2. Properly categorizing your book using BISAC codes from Book Industry Study Group ( BISG ). Using their subject headings list helps you to find the best codes for your title. You must have at least one code for any book. But a title can have up to three codes. The reason a book needs a BISAC code is that it is part of book marketing. It helps with the discoverability of a book. All books need them, however self-published books need them the most because indie-publishing is a solo book making and marketing operation. It is important to take care and not choose random BISAC codes for your book. It can be tricky finding the best BISAC codes. It takes getting to know your book, understanding its target audience, and researching the other books already out on the market that are similar to yours. I don’t find it easy to locate the codes on the BISG site. So I go directly to book listings and research the different books’ categories. That online research eventually leads me to the codes my book needs. I’m sure there is an easier way to do it. That’s how I get it done.

3. The title has to be catchy, as people used to say. But the book has to have a title that’s not only catchy when you hear it, like When You Meet a Djembe Drum, but it must also have keywords somewhere in the title to make it searchable online ( and findable ). This is especially the case for the subtitle. That is because the subtitle does the job of giving even more specific information about what is actually in a book. While the title can be interesting and provocative to the potential readers, the subtitle further tells them things like how a book is laid out for them to consume the information. For instance, on a fiction book cover you might see a subtitle that simply reads ‘a novel’, but a nonfiction cover could have the subtitle ‘7 Steps to Financial Freedom’.

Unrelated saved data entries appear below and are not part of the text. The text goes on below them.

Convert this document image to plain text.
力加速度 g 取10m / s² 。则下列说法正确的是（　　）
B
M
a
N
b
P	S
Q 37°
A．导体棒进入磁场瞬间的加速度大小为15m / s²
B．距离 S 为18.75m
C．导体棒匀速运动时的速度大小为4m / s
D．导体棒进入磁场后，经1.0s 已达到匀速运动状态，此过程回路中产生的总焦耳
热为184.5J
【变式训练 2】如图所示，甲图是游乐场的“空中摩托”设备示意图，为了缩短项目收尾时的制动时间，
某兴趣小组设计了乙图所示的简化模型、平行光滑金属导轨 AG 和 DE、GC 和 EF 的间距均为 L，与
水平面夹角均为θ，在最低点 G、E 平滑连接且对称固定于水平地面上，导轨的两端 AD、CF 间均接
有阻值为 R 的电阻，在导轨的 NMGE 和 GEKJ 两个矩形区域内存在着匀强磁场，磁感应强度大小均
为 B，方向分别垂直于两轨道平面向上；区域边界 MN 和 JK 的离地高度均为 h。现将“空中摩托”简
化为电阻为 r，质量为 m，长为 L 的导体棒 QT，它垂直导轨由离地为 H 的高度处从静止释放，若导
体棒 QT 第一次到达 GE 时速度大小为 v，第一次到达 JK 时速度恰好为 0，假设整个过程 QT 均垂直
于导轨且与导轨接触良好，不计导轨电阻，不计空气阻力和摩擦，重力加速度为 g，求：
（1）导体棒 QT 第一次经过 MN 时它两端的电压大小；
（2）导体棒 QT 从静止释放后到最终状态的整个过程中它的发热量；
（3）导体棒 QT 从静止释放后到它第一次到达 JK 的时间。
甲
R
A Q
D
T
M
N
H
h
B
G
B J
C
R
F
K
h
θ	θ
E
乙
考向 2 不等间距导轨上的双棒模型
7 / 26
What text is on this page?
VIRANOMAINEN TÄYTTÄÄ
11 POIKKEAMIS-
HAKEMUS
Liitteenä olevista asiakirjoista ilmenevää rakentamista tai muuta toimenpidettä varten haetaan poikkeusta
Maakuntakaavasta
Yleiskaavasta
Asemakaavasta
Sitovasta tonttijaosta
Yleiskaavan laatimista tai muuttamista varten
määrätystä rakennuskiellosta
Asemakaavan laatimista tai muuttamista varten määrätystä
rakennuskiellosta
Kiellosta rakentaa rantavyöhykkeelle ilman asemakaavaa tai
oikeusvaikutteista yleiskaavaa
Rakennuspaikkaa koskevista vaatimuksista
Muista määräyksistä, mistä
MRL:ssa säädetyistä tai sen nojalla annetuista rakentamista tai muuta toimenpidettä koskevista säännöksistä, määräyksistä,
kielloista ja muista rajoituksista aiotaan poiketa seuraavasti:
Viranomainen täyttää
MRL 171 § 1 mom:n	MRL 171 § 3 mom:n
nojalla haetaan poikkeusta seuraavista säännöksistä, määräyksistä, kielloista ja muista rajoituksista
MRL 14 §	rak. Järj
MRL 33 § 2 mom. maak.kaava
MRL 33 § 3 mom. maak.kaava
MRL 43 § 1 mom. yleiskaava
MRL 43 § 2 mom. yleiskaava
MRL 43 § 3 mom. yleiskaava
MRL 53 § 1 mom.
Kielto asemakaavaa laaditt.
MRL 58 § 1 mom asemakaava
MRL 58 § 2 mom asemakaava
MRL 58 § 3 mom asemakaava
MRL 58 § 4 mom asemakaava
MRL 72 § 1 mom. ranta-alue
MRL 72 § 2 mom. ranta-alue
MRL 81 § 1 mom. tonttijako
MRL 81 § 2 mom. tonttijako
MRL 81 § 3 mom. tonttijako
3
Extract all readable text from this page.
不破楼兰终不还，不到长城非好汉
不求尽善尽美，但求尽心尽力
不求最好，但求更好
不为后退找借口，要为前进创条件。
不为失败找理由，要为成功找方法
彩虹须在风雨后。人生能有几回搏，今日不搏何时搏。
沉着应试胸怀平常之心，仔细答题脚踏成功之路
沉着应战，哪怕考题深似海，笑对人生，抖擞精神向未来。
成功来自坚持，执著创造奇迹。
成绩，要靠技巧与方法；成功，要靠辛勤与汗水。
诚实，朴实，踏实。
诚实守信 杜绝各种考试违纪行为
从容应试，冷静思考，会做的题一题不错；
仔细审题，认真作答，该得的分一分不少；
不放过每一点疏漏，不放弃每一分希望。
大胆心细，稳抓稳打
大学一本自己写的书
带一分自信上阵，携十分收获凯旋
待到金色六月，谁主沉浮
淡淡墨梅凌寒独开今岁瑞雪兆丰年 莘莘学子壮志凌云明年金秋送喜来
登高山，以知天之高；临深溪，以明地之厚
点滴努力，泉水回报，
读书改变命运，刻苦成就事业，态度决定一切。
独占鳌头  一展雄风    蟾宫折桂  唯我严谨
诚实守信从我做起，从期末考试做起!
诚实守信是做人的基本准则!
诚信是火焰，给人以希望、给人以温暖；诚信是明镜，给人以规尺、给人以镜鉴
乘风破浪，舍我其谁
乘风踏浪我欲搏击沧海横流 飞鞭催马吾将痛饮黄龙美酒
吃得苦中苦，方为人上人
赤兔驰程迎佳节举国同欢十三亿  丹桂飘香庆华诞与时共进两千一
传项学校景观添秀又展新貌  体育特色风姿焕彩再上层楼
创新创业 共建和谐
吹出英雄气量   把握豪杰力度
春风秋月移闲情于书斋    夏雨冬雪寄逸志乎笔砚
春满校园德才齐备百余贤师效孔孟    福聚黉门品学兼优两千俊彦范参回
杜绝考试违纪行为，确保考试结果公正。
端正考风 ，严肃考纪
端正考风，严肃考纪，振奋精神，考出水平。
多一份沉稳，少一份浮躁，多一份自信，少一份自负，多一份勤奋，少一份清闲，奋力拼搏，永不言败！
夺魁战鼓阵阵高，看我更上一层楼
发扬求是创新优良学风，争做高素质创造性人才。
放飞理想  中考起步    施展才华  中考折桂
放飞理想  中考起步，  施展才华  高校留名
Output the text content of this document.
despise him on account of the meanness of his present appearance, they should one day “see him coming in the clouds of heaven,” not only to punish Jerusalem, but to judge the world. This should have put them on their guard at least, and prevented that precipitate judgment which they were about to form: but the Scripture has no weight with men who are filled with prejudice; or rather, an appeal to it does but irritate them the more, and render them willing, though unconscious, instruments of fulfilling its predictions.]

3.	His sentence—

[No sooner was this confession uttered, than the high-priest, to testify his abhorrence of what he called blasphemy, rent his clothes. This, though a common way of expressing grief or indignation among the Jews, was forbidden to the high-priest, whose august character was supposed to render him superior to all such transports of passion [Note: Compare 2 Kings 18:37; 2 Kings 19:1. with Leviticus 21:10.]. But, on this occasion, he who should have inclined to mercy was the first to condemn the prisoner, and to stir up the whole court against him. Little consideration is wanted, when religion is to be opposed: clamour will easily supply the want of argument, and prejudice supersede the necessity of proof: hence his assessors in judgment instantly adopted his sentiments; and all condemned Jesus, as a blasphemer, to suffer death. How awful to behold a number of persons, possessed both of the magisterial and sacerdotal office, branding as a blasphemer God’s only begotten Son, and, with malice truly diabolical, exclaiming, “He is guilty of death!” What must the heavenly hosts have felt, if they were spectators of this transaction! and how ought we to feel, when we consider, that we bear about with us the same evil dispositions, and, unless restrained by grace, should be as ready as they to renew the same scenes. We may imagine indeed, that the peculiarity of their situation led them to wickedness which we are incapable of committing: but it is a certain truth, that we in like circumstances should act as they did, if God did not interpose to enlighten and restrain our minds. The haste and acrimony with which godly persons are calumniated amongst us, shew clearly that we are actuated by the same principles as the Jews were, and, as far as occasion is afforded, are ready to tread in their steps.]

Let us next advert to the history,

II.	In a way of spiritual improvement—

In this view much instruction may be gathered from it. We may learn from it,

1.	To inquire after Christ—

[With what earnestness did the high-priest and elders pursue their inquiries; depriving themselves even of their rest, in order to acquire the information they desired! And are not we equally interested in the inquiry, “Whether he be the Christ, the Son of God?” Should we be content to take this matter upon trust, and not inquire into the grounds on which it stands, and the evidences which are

4. The book description is another tool to sell your book once the title, subtitle, and cover grabs the attention of potential readers. Again, because this is the age of internet marketing, descriptions must also have some keywords in them to work with online search engines. It is said that the best of the best keywords should go in the title and subtitle. But we’ve got to throw a few in the description too.

5. The rest of the assortment of keywords you have found and collected during the research process get inputted during the upload of the files on the self-publishing platform. That is the self-publishing company that will help distribute your book to online retailers, bookstores, and libraries. These keywords and phrases will be listed when you are prompted to do so. They further make your title ( book ) more online searchable to be found and bought.

6. The book cover gives readers a first impression. They will decide on whether to pick it up by looking at the books cover. It is a must to have a really thoughtful and well designed book cover. After all what’s a book with out a cover. Use the cover to make your book standout. That is what I attempted to accomplish when designing the cover for When You Meet a Djembe Drum. I wanted the image on the cover to tell the story in a minimal way. Even though it is a nonfiction book the images show the play movement of hand drum playing. It says to the reader that there is a fun story awaiting them behind the cover.

In conclusion, the combination of marketing and books metadata are as important to book sells as writing a good book. In order to make sells in a saturated book market, take advantage of niches and lessen the competition. That is how When You Meet a Djembe Drum makes it on the Amazon bestsellers book lists in both its categories. In addition to a narrow niche make sure your book is ready to be found by matching the proper Subject ( BISAC ) Codes for it, and incorporating the best keywords into the book’s description. By God’s grace your book will make it onto the bestsellers lists and even reach the top spot. I wish your book the best.